The clinician’s first job is to manage the inflammation. When confronted with a patient with acute iritis, no clinician would start with hot packs and artificial tears or try a mild topical steroid once a day for 2 weeks and then increase incrementally until a response is achieved. This frequently used incremental approach often results in a disappointed patient and a loss of confidence in the physician. When we see iritis, we treat aggressively with anti-inflammatory therapy, including topical steroids, until the disease is controlled and then taper. If the disease flares, we treat aggressively again. Chronic inflammation is bad for the inside of the eye, and it is bad for the ocular surface. I therefore now almost routinely treat initially with steroids in my ocular surface disease patients and then taper to maintenance therapy once the disease process is controlled and the patient is comfortable. This is, to me, logical, and fortunately it works well in all forms of ocular surface disease.

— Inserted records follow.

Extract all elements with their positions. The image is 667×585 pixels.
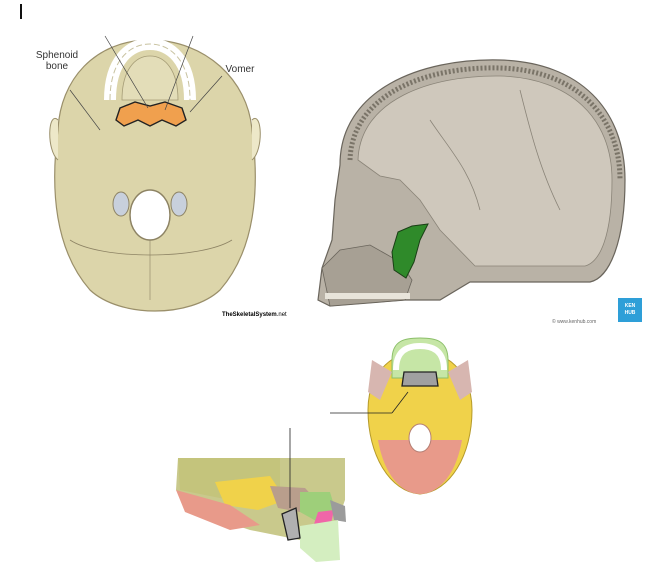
sphenoid-bone-label: Sphenoid bone <box>35 50 79 72</box>
vomer-label: Vomer <box>225 64 255 75</box>
text-cursor <box>20 4 22 19</box>
skeletal-system-logo: TheSkeletalSystem.net <box>222 312 287 318</box>
kenhub-credit: © www.kenhub.com <box>552 319 597 325</box>
kenhub-badge: KEN HUB <box>618 298 642 322</box>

Of course, pressures must be monitored and herpes simplex avoided, but a short course of topical steroids four times a day (or even every 1 hour in acute allergy) for 2 weeks and twice daily for 2 weeks works wonders for dry eye, blepharitis and ocular allergy.

A few other thoughts on therapy include my clinical impression that doxycycline in a dose of 20 mg to 40 mg is equally effective to the higher doses we often prescribe; that omega-3s help blepharitis and dry eye; that good lid hygiene requires significant heat; that newer antibiotics such as azithromycin in a drop and a massage regimen at night represent an advance over the classical use of erythromycin ointment; that different patients prefer one artificial tear over another; and that once a patient learns their triggers, treatment before exposure to an allergen with a combination antihistamine/mast cell stabilizer is much more effective than treatment after.

Of course, cyclosporine drops, punctal plugs/occlusion, glasses, evaporation shields, serum tears and a long list of other agents add to our treatment capabilities when needed, and there are many agents in clinical trial that promise to help.

We are fortunate that newer diagnostics and therapeutic agents are advancing the art and science in this once frustrating class of ocular surface diseases. For sure, it is much more rewarding to treat these patients today than a decade ago, and every year our treatment options advance.